Snapchat or Facebook—which one is more likely to elicit romantic jealousy?
The photo-sharing app Snapchat is not yet as popular as Facebook for social networking, but the greater privacy Snapchat may offer could motivate users to share more intimate types of content for different purposes. A new study comparing Snapchat and Facebook use and their effect on romantic relationships is published in Cyberpsychology, Behavior, and Social Networking, a peer-reviewed journal from Mary Ann Liebert, Inc., publishers.
The article "Snapchat Elicits More Jealousy Than Facebook: A Comparison of Snapchat and Facebook Use" describes a study comparing how individuals use the two social networking apps, and whether Snapchat, with which messages disappear after only a few seconds and are typically sent to a smaller number of people, affords more private communication and intimate, personal content that could evoke greater jealousy. Authors Sonja Utz and Nicole Muscanell, Knowledge Media Research Center (Tübingen, Germany), and Cameran Khalid (Glasgow University, Scotland), found that behaviors of romantic partners on Snapchat evoked higher levels of jealousy than did the same behaviors on Facebook.

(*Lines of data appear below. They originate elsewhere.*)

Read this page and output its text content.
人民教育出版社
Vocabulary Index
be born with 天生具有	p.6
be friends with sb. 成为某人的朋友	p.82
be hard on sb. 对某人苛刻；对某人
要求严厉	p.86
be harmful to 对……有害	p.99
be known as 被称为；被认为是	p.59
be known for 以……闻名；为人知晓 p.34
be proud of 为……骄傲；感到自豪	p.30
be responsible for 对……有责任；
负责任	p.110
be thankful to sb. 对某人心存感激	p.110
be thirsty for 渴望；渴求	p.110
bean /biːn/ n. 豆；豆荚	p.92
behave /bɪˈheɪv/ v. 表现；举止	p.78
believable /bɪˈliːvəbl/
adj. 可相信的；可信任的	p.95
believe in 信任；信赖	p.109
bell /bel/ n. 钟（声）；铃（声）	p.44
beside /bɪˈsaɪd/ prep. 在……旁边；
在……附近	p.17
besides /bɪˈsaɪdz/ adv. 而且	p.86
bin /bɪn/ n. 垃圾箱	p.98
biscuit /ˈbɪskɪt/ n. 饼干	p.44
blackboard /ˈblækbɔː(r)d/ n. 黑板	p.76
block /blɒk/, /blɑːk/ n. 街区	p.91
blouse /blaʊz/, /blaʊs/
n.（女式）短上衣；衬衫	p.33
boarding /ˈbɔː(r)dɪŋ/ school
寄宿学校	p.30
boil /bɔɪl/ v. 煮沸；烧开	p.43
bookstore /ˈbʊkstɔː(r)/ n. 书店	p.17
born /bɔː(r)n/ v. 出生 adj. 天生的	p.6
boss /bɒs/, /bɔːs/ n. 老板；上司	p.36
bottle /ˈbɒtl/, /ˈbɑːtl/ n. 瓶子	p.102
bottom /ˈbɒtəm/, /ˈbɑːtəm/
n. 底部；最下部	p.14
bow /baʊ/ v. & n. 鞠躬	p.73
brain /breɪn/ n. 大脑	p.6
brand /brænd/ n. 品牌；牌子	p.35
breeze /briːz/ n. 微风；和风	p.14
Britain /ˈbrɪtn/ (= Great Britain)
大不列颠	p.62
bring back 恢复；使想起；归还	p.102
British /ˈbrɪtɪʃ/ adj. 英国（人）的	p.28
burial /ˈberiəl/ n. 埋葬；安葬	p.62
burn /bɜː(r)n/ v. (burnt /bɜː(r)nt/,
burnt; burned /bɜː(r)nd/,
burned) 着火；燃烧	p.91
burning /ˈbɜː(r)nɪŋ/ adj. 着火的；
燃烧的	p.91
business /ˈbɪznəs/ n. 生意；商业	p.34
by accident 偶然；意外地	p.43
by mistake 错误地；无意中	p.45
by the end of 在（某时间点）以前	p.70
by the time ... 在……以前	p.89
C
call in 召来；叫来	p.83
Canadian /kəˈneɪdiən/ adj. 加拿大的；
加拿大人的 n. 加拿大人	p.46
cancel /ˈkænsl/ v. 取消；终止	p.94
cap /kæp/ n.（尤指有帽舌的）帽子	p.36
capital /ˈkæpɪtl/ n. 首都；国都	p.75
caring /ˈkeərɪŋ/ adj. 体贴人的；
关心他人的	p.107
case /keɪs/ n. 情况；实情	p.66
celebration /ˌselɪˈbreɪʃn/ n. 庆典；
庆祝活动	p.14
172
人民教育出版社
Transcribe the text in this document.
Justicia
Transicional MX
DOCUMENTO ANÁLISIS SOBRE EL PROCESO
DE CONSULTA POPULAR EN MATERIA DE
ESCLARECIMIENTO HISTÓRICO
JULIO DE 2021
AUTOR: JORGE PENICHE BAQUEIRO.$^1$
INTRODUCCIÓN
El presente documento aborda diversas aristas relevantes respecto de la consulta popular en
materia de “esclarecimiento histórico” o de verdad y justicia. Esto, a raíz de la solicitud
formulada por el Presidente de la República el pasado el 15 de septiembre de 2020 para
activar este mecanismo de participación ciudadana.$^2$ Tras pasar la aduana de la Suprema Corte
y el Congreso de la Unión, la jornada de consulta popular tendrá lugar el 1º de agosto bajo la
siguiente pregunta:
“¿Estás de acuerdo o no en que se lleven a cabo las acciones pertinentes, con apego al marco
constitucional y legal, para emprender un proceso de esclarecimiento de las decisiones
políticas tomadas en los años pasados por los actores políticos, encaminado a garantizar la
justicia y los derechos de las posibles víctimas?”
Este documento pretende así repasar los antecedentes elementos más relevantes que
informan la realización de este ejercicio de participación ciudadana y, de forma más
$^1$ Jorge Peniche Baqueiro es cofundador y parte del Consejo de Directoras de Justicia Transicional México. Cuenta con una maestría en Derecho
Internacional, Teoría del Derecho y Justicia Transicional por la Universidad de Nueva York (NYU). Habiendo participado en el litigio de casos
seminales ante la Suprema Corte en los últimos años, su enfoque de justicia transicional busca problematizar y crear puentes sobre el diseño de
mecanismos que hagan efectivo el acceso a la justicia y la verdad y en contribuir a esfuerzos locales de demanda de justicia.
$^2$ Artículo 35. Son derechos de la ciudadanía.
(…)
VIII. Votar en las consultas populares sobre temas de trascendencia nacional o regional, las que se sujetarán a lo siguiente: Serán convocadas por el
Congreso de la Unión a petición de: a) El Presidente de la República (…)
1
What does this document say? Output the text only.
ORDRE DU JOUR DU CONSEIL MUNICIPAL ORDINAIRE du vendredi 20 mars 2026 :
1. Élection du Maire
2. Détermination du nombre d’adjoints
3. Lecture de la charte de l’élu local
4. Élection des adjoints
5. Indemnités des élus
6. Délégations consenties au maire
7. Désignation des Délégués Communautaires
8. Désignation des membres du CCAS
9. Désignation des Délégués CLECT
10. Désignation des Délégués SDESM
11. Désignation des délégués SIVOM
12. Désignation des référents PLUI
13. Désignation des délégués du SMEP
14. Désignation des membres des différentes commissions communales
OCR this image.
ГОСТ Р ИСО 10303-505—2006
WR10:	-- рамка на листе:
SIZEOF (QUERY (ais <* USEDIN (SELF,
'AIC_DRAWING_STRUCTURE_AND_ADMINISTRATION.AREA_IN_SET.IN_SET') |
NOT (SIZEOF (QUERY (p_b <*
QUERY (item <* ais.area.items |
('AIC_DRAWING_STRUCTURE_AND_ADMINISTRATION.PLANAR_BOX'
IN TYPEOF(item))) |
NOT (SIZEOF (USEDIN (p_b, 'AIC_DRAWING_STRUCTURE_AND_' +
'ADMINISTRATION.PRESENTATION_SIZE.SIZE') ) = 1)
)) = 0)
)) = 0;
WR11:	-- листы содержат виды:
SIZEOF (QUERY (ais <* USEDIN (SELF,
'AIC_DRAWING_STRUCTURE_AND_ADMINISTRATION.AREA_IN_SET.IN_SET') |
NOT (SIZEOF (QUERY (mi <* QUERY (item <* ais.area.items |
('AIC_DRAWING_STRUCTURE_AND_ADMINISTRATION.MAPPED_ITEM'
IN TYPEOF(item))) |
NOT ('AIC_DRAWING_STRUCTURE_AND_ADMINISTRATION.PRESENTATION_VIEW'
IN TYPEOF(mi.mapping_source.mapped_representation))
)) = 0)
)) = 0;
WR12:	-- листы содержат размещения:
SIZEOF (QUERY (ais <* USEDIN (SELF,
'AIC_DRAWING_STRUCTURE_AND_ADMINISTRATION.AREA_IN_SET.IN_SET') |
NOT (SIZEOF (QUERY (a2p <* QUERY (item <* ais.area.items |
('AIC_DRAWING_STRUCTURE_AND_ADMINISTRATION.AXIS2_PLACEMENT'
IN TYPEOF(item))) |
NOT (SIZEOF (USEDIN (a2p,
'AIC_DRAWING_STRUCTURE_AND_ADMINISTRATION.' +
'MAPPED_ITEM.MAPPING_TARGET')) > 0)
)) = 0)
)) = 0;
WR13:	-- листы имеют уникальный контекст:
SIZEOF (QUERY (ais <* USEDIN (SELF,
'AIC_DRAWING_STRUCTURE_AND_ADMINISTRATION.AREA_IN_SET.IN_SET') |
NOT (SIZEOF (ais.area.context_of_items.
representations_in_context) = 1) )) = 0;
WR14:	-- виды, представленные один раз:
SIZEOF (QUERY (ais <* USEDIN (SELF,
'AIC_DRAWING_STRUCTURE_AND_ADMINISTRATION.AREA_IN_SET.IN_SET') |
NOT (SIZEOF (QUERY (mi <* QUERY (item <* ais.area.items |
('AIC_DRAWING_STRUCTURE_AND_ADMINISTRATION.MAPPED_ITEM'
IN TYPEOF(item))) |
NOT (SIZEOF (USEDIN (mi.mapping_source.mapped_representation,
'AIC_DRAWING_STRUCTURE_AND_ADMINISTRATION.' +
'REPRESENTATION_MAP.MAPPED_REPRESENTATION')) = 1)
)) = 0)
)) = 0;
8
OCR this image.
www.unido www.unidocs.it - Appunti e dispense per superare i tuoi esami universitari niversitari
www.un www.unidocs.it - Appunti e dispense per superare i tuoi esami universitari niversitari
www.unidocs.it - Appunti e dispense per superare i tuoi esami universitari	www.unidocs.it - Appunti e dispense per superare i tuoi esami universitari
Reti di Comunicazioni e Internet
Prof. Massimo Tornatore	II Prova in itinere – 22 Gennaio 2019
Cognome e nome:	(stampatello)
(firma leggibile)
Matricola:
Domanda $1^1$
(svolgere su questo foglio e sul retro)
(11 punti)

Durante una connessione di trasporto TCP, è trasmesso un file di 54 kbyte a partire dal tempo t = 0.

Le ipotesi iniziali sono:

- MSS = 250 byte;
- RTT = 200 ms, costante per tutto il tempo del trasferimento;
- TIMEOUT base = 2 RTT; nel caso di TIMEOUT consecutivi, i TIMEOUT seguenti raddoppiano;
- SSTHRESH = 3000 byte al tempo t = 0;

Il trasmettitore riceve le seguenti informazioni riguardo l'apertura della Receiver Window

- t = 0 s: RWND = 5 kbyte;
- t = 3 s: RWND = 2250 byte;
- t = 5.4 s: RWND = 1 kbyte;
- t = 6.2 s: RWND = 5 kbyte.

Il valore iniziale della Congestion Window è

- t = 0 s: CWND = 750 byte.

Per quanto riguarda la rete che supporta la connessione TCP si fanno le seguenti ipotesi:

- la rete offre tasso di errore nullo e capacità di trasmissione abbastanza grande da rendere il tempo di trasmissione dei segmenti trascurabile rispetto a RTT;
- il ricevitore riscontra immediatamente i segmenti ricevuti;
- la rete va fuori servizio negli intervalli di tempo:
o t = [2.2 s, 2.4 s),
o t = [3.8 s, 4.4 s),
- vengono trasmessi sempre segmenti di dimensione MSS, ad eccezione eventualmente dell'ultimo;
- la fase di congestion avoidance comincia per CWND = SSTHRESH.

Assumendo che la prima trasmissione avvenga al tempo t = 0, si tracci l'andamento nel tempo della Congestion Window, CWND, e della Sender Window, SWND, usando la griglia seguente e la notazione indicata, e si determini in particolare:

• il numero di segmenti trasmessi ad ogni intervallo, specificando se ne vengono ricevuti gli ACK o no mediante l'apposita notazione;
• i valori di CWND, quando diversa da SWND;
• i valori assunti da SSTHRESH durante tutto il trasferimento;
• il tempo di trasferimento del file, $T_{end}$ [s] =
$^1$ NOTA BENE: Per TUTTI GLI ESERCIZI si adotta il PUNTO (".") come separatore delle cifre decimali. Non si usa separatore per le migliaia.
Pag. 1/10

"Although a small preliminary study, this is an important foray into a new communication platform," says Editor-in-Chief Brenda K. Wiederhold, PhD, MBA, BCB, BCN, Interactive Media Institute, San Diego, California and Virtual Reality Medical Institute, Brussels, Belgium. "And with the January 2015 Snapchat update, which made Best Friends Lists private, one wonders if we will now see the fire of jealousy further inflamed."